A few hours south in Charlotte, ACC-NECA member Preferred Electric Company specializes in everything from premier office space to mission-critical data centers, energy centers and retail and health care facilities, and has been in business for more than 30 years. Terry J. Lette, president of Preferred Electric Company currently serves as the ACC-NECA governor and Charlotte division director.
Constantly working to serve members companies such as Chewning & Wilmer Inc., Sir Raleigh Electric Inc. and Preferred Electric Company, ACC-NECA helps enhance the market position of these union companies in a region that is historically nonunion.
ACC-NECA works with local union halls to negotiate the most competitive terms in both national and local agreements. The association also helps members increase job profits through trainings such as Effective Supervision, Electrical Estimating and implementing the Joint Apprenticeship Training Committee (JATC) programs.
Ramping up manpower
In the last decade, ACC-NECA has also found a relatively new class of labor, the Construction Wireman/Construction Electrician (CW/CE), to be beneficial in leveraging a competitive advantage. “It all depends on the market, but certain areas such as the commercial sector are so flooded with contractors that it’s really dog-eat-dog,” says Moter. “It’s difficult to land a bid and even harder to make money in the low-bid market, but lately data center and bank projects are moving along.”

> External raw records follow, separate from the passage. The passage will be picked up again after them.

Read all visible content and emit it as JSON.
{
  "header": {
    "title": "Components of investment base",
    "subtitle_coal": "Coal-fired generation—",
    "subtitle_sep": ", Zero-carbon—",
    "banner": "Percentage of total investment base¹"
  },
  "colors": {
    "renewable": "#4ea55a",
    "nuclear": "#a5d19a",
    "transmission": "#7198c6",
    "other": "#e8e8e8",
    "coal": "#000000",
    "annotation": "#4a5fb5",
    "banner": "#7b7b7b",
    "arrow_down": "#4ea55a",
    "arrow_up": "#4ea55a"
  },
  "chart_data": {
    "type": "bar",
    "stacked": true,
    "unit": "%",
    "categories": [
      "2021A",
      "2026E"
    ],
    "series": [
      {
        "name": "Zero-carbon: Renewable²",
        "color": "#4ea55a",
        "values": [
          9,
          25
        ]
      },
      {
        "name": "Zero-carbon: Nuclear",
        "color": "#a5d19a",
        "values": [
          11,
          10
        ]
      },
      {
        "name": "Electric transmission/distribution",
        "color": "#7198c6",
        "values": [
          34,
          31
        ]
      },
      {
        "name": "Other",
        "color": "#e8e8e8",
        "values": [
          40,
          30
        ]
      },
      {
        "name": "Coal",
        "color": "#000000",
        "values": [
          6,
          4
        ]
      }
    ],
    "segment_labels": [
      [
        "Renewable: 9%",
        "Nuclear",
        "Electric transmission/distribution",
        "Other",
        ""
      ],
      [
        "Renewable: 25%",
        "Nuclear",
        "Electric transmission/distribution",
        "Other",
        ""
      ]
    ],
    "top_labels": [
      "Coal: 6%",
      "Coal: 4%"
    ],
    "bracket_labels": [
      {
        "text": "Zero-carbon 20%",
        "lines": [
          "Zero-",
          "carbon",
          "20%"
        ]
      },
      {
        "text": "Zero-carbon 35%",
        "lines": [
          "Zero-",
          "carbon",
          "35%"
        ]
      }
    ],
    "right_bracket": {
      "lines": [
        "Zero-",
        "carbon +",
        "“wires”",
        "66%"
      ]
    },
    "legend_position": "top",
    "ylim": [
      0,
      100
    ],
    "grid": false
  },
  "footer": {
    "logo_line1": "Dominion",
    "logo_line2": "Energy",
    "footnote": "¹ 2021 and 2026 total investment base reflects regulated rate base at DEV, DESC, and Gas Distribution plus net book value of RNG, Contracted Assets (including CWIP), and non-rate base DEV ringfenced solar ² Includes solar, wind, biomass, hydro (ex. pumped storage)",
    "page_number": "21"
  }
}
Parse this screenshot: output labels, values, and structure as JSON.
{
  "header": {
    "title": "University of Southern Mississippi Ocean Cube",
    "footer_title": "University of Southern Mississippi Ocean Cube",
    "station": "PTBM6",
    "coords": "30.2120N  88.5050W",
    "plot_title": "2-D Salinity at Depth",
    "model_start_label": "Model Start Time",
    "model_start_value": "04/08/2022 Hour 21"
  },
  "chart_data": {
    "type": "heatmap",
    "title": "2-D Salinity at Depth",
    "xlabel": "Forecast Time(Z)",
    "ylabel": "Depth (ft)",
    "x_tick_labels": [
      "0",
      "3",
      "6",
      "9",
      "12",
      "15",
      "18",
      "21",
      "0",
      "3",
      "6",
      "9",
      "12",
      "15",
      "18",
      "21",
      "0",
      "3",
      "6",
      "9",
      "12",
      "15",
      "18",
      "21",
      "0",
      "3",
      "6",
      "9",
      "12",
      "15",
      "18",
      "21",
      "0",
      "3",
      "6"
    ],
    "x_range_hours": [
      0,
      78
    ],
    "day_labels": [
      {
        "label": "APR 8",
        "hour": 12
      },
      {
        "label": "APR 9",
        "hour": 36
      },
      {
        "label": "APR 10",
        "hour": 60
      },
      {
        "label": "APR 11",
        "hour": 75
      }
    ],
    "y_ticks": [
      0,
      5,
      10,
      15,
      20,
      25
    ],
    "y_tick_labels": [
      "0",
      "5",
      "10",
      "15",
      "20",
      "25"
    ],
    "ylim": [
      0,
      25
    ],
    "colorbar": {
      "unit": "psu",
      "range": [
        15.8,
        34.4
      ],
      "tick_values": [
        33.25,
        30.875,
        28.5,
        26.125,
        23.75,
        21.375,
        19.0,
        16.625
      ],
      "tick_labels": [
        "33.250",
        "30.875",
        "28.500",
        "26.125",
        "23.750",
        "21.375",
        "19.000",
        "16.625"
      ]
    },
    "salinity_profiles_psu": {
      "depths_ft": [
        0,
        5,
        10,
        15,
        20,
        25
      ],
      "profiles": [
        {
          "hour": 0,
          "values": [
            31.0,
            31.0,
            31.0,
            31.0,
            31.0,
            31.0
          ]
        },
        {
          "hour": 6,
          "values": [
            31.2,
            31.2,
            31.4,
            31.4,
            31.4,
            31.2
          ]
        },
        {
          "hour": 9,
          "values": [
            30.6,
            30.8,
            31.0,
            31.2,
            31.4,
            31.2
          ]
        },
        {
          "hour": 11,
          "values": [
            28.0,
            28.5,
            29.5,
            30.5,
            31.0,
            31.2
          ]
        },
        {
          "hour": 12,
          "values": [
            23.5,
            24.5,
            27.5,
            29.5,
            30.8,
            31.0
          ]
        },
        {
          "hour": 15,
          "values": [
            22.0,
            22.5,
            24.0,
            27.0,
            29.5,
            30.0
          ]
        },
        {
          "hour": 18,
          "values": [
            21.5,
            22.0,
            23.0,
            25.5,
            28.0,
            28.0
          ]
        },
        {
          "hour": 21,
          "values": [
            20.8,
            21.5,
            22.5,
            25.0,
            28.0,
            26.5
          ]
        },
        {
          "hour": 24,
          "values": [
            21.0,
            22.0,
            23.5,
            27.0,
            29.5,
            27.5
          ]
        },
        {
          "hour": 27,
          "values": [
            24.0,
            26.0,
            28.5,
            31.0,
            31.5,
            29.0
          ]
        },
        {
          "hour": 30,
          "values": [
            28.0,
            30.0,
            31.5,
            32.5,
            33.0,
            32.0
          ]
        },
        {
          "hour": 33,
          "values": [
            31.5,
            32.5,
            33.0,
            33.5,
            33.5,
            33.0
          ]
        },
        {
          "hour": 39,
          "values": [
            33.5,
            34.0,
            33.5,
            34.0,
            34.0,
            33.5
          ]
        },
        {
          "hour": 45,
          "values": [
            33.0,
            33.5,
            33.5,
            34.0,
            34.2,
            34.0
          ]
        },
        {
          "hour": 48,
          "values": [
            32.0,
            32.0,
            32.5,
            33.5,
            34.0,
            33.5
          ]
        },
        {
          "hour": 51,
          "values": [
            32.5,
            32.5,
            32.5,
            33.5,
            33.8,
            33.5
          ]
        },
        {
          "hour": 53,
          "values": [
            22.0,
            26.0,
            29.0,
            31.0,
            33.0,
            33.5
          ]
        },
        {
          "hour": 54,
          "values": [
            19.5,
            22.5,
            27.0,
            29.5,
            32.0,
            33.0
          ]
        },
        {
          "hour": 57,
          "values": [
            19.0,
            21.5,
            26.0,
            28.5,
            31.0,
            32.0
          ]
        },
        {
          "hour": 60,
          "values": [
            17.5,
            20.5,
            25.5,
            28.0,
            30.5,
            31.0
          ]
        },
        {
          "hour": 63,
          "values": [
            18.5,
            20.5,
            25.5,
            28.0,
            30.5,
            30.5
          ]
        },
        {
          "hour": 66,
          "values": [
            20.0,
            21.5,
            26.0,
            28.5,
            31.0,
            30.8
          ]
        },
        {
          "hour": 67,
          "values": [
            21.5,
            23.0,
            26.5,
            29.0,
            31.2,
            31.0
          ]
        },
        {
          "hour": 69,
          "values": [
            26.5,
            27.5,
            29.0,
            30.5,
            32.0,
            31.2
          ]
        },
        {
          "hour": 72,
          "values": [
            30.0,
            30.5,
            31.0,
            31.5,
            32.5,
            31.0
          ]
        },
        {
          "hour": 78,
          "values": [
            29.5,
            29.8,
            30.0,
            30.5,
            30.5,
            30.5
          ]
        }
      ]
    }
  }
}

ACC-NECA began implementing CW/CE workers in 2005 after the passing of the Carolina Small Works Agreement. “CW/CEs really started to ramp up because manpower is so tight in this area,” explains Moter. “We were given the go-ahead to utilize CW/CEs on most projects, just doing what we have to do to land the work that would otherwise go to a lower bid, nonunion shop.”
Moter says CW/CE classification is widely used throughout the Carolinas but less commonly in Virginia. “The program is particularly strong in Charlotte where our members are doing about 900,000 man hours currently,” he notes. “Overall, the CW/CE program has been a huge success.”
Part of this success can be attributed to great working relationships with representatives at the IBEW. “We’re fortunate to have a great business manager, Tommy Hill,” Moter adds. “He’s flexible and aggressive and he wants to see customer-contractor’s projects be a success.”
At the end of the day, Moter says progress comes down to good communication between ACC-NECA and business managers at the local IBEW, as well as great member relationships. For the last 18 years, the Atlantic Coast Chapter of the National Electrical Contractors Association has been furthering both sides of this successful business model.